Rogue Male n’est pas un récit spectaculaire. C’est un roman de tension lente, de dissimulation, d’introspection. Household y décrit des refuges improvisés, des itinéraires invisibles, une géographie de la fuite qui reflète les incertitudes politiques de son temps. Cette dimension intéresse particulièrement Cumberbatch, qui y voit un miroir de la fragmentation actuelle.
Un projet d’adaptation ancré dans l’histoire du cinéma
La volonté d’adapter Rogue Male n’est pas nouvelle. Le cinéaste Fritz Lang en propose une version en 1941 intitulée Man Hunt, réalisée à Hollywood après sa fuite de l’Allemagne nazie. Le film transpose le roman tout en accentuant ses enjeux propagandistes, dans une période où Hollywood se rapproche progressivement de l’effort anti-fasciste.
En 1977, la BBC confie à Peter O’Toole une adaptation télévisée fidèle à l’esprit du roman : un récit dépouillé, presque ascétique, centré sur la psychologie du personnage. Cette version demeure pour beaucoup la plus proche de l’œuvre originale.
Le projet porté par Benedict Cumberbatch s’inscrit dans cette lignée tout en souhaitant s’en démarquer. Le scénario a été confié dès 2016 à Michael Lesslie, auteur des scripts de Macbeth (Justin Kurzel) et Assassin’s Creed.
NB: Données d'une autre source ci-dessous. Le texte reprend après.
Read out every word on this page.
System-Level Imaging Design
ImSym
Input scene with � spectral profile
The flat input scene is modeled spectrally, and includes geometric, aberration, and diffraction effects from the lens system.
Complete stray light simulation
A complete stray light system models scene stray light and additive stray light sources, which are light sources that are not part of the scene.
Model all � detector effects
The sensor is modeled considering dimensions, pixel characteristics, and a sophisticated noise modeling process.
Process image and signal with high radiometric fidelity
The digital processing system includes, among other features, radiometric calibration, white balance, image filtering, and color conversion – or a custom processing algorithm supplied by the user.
Aucune information récente n’a été publiée sur l’état de la réécriture, mais la structure narrative – alternant fuite, introspection et confrontation – offre un matériau propice à une adaptation à la fois fidèle et contemporaine.
La question de la mise en scène, encore tenue secrète, devrait orienter la lecture du roman : film de survie, drame politique, thriller d’espionnage minimaliste ou récit d’homme traqué ? Household laisse toutes ces pistes ouvertes.
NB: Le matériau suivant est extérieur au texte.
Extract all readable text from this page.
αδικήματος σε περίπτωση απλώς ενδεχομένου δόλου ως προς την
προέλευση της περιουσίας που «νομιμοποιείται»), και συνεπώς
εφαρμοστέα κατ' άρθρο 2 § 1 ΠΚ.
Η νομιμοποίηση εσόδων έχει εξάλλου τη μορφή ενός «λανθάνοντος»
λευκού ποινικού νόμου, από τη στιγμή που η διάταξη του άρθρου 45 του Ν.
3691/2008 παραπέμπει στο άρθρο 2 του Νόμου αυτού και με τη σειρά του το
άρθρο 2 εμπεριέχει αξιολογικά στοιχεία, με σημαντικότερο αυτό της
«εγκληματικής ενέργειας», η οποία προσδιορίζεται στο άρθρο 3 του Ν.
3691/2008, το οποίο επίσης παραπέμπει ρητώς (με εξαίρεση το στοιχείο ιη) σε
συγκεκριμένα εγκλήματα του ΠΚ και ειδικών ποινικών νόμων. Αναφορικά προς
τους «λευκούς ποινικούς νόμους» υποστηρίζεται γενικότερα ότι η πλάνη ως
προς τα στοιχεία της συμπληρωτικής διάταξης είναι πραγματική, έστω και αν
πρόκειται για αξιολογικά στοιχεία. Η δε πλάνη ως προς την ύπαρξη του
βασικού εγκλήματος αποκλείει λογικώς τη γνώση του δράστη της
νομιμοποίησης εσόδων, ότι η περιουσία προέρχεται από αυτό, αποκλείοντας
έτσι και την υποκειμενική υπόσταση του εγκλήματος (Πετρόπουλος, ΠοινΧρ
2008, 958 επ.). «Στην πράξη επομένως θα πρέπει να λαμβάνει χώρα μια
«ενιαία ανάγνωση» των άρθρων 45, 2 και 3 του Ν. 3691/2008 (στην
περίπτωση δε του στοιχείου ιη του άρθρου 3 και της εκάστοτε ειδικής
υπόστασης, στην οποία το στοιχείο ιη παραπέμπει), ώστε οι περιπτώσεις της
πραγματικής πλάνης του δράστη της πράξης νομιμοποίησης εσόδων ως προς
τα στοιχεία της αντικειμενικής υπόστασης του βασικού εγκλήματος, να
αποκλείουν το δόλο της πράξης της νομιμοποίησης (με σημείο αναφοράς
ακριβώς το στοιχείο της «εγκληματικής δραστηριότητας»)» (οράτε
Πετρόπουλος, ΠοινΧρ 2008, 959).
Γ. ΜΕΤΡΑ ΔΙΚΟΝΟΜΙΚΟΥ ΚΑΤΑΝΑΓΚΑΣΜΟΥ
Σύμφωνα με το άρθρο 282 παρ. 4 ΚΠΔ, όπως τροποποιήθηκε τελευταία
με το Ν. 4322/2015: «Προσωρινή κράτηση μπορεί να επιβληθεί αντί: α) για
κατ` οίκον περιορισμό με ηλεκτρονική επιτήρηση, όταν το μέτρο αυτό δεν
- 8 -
Pourquoi Rogue Male fascine encore
Si Rogue Male conserve sa force, c’est qu’il interroge un motif permanent : l’individu face au pouvoir. Household joue sur la tension entre la liberté de l’homme traqué et la violence discrète des appareils d’État. Le roman décrit une Europe où les frontières politiques bougent plus vite que les certitudes morales, et où l’ennemi n’est pas toujours celui que l’on croit.
Cette ambivalence explique peut-être l’intérêt durable des artistes. Sous son apparente simplicité – un homme qui se cache –, le livre explore une zone plus complexe : celle où la survie rejoint la désobéissance, où la clandestinité devient un espace de lucidité.
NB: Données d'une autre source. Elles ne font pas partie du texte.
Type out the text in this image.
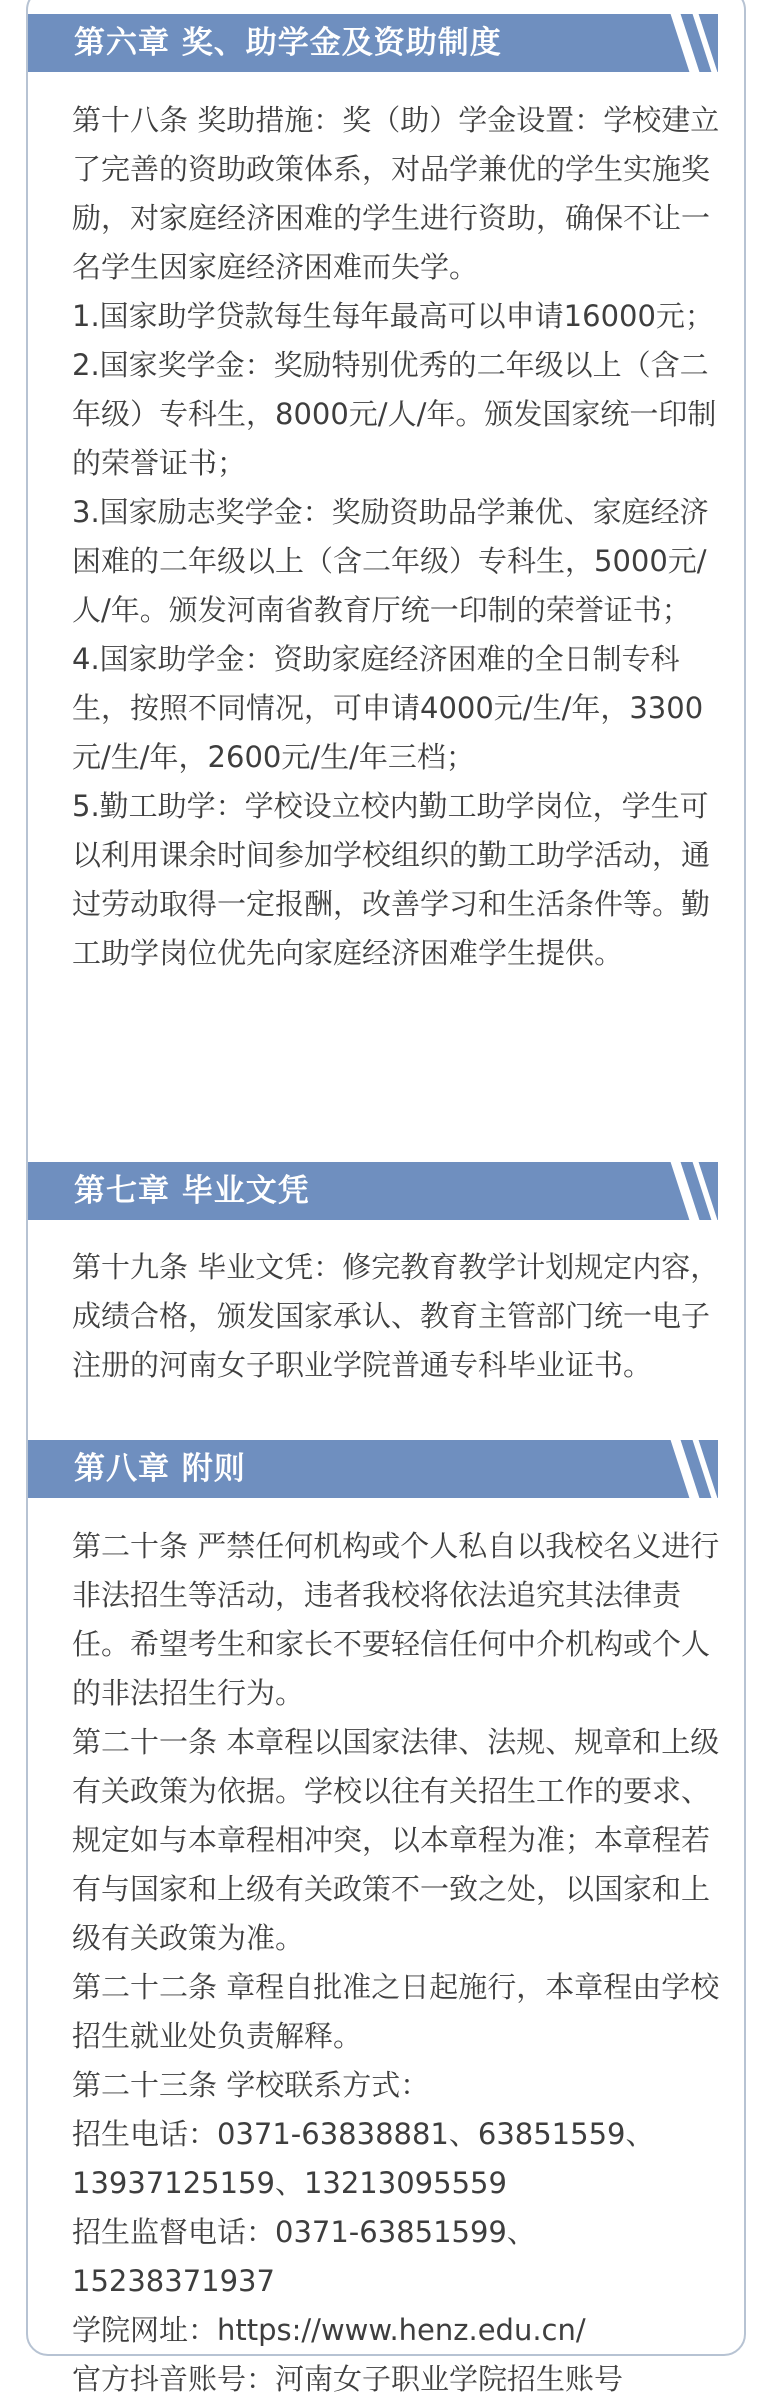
第六章 奖、助学金及资助制度

第十八条 奖助措施：奖（助）学金设置：学校建立了完善的资助政策体系，对品学兼优的学生实施奖励，对家庭经济困难的学生进行资助，确保不让一名学生因家庭经济困难而失学。

1.国家助学贷款每生每年最高可以申请16000元；

2.国家奖学金：奖励特别优秀的二年级以上（含二年级）专科生，8000元/人/年。颁发国家统一印制的荣誉证书；

3.国家励志奖学金：奖励资助品学兼优、家庭经济困难的二年级以上（含二年级）专科生，5000元/人/年。颁发河南省教育厅统一印制的荣誉证书；

4.国家助学金：资助家庭经济困难的全日制专科生，按照不同情况，可申请4000元/生/年，3300元/生/年，2600元/生/年三档；

5.勤工助学：学校设立校内勤工助学岗位，学生可以利用课余时间参加学校组织的勤工助学活动，通过劳动取得一定报酬，改善学习和生活条件等。勤工助学岗位优先向家庭经济困难学生提供。

第七章 毕业文凭

第十九条 毕业文凭：修完教育教学计划规定内容，成绩合格，颁发国家承认、教育主管部门统一电子注册的河南女子职业学院普通专科毕业证书。

第八章 附则

第二十条 严禁任何机构或个人私自以我校名义进行非法招生等活动，违者我校将依法追究其法律责任。希望考生和家长不要轻信任何中介机构或个人的非法招生行为。

第二十一条 本章程以国家法律、法规、规章和上级有关政策为依据。学校以往有关招生工作的要求、规定如与本章程相冲突，以本章程为准；本章程若有与国家和上级有关政策不一致之处，以国家和上级有关政策为准。

第二十二条 章程自批准之日起施行，本章程由学校招生就业处负责解释。

第二十三条 学校联系方式：

招生电话：0371-63838881、63851559、13937125159、13213095559

招生监督电话：0371-63851599、15238371937

学院网址：https://www.henz.edu.cn/

官方抖音账号：河南女子职业学院招生账号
Cumberbatch, qui a souvent choisi des rôles situés dans cette tension (Alan Turing, Sherlock Holmes, Patrick Melrose), semble décidé à en faire une œuvre à la fois fidèle et interprétée, attentive au sous-texte politique sans l’écraser.
Avec ce projet, Cumberbatch ne cherche pas à revisiter un mythe : il retourne à une source. Une façon d’interroger le présent à travers un roman qui n’a jamais cessé de rappeler que la menace la plus proche n’est pas toujours visible.